Was Senator Michaelia “Boko” (aka *Barina) Cash’s fiasco a poorly deployed tactic or a masterstroke wonderfully executed?
Throsby thinks both!
And when the seasoned commentariat delighted us with a diversity of indecision on the issue, all theories stood.
When Boko Cash assumed a line of questioning from Chill Pill Cameron would likely follow an insinuating path, she preemptively counter attacked. Of course that’s where Dougy’s enquiries were going; besides, that’s how she would’ve played it.

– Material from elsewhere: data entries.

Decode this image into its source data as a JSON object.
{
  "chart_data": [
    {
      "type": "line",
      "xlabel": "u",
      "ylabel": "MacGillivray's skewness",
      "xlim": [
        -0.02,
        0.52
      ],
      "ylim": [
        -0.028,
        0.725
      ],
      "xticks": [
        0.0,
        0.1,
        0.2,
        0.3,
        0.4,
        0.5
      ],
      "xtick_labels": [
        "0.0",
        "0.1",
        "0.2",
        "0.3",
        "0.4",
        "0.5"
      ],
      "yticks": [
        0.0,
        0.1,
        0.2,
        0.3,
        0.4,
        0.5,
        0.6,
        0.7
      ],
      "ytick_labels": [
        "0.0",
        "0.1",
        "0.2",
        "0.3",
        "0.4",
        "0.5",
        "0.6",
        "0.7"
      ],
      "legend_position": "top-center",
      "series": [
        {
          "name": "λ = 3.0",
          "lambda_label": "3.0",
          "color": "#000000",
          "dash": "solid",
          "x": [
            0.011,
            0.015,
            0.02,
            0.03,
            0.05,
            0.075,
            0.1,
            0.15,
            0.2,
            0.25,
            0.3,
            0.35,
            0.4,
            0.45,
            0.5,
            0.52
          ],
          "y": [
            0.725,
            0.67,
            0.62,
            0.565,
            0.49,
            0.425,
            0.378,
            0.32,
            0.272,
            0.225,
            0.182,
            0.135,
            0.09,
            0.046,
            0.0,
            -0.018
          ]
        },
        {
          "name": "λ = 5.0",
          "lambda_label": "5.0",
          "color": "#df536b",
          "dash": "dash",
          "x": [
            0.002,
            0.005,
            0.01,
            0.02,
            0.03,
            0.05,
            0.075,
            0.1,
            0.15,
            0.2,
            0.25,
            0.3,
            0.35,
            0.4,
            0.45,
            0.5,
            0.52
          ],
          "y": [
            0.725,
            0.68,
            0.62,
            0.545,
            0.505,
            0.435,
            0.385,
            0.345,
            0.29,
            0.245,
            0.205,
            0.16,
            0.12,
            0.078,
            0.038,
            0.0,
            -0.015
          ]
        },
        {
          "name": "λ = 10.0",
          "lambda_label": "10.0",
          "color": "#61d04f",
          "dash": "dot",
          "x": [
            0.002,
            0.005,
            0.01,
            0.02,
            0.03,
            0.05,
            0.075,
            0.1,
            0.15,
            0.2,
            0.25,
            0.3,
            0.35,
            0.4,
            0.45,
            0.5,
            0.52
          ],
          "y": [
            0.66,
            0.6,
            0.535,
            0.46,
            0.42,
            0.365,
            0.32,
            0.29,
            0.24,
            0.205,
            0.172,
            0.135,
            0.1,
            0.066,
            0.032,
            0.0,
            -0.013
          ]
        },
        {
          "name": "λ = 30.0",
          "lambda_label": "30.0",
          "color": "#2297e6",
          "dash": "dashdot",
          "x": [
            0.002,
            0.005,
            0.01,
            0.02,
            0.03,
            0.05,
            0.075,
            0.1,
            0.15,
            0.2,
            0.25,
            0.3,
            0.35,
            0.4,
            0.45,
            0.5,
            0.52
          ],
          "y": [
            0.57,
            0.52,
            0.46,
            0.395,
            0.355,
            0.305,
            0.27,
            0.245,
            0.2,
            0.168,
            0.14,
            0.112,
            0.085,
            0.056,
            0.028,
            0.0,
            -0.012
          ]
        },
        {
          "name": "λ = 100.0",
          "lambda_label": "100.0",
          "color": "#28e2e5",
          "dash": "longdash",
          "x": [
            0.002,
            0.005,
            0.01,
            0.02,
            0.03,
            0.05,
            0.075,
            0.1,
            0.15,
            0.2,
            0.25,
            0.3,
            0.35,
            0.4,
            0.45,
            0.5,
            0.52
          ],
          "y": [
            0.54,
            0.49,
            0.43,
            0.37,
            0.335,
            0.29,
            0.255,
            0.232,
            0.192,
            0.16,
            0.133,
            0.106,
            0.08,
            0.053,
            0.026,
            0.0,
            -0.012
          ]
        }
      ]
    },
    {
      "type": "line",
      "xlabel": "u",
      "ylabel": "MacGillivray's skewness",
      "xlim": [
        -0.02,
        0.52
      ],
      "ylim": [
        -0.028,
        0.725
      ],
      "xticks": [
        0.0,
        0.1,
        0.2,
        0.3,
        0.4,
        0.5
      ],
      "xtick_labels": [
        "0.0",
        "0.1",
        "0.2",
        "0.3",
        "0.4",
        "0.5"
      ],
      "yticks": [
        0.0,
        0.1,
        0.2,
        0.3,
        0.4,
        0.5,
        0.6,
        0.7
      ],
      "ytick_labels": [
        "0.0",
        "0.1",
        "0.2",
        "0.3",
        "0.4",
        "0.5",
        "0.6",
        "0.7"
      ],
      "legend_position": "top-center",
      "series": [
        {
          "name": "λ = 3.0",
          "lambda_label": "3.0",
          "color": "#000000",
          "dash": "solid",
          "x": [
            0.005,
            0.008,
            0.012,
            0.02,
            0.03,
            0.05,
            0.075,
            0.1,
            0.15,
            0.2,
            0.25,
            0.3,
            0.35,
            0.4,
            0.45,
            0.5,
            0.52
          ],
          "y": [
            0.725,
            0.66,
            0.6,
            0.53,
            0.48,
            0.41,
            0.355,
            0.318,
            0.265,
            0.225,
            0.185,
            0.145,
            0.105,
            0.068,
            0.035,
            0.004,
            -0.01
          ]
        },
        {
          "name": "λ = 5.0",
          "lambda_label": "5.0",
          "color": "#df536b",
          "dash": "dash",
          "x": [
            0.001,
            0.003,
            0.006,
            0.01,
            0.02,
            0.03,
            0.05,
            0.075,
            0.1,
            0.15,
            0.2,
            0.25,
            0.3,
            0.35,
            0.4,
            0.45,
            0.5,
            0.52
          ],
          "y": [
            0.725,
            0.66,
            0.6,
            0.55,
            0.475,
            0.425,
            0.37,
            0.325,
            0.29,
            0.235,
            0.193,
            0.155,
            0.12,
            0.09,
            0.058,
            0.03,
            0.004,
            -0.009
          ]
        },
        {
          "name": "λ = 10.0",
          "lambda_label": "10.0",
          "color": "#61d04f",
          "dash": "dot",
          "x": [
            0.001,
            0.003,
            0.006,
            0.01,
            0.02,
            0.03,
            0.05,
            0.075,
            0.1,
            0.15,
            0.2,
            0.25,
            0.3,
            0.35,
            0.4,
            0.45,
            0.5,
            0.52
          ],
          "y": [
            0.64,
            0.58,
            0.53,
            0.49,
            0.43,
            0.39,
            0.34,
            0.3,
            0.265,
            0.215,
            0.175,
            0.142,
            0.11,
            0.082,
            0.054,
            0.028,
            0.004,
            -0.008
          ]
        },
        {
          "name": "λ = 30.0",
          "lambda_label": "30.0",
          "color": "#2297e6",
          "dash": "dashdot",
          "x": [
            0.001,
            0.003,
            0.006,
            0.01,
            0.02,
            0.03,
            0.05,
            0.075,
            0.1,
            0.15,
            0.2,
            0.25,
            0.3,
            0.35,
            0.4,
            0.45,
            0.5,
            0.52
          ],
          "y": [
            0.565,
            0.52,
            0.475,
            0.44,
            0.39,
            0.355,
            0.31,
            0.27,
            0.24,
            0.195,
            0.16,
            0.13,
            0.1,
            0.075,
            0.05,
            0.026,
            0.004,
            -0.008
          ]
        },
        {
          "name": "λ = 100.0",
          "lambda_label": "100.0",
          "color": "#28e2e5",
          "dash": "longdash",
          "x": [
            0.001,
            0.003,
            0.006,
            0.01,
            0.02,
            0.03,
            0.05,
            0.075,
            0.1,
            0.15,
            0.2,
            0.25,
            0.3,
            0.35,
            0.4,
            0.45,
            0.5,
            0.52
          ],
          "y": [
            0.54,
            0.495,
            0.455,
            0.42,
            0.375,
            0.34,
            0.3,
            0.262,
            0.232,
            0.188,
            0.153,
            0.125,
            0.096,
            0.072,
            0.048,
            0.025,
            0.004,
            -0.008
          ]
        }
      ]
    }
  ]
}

Replay upon rerun of his interrogation suggests it was the last thing on his subsequently bemused mind, and that someone else had a bad mind. So that someone took hostage Electricity Bill’s hapless female staffers [thus earning the Boko Haram sobriquet]:
Cameron: [asking about Senator Cash’s new chief of staff] “Who is it?”
Cash: “If you want to start discussing staff matters, be very, very careful, because I’m happy to sit here and name every young woman in Mr Shorten’s office over which rumours in this place abound. If you want to go down that path today, I will do it.”
Later, Ms Cash roused her last ounce of lawyerly courage for an emphatically sincere apology:
Rumours circulate in this building. It does not mean they are true. I merely referred to rumours.”
We took that as an apology to any rumours she might have offended.
PM Waffles startled the popcorn popping ringsiders by defending Cash in parliament, deploying yet again that ol' chestnut: It’s Labor’s fault:
Senator Cash was being bullied and provoked by Senator (Doug) Cameron who was making insinuations about staff.”
Then came #WhiteboardGate and the popcorn poppers choked in merriment.
And so the “cunning ploy” was set in motion – soon revealed as poorly conceived stratagem – when absurd innuendos from Boko’s fellow travellers Waffles Trumble and Benito Dutton told miniscule radio audiences it was all Bill’s fault for leading a scandalous and immoral life.
Throsby warms to the only comment in a sea of opinionatedness that felt like it had measure of the stramash.
Shit Happens Tony, master of brain fade, confirmed he hadn’t the foggiest what Boko was on about and could only assume she had a pretty bad lapse… a brain snap.
Ah yes, brain snaps. Delicious with honey and cream.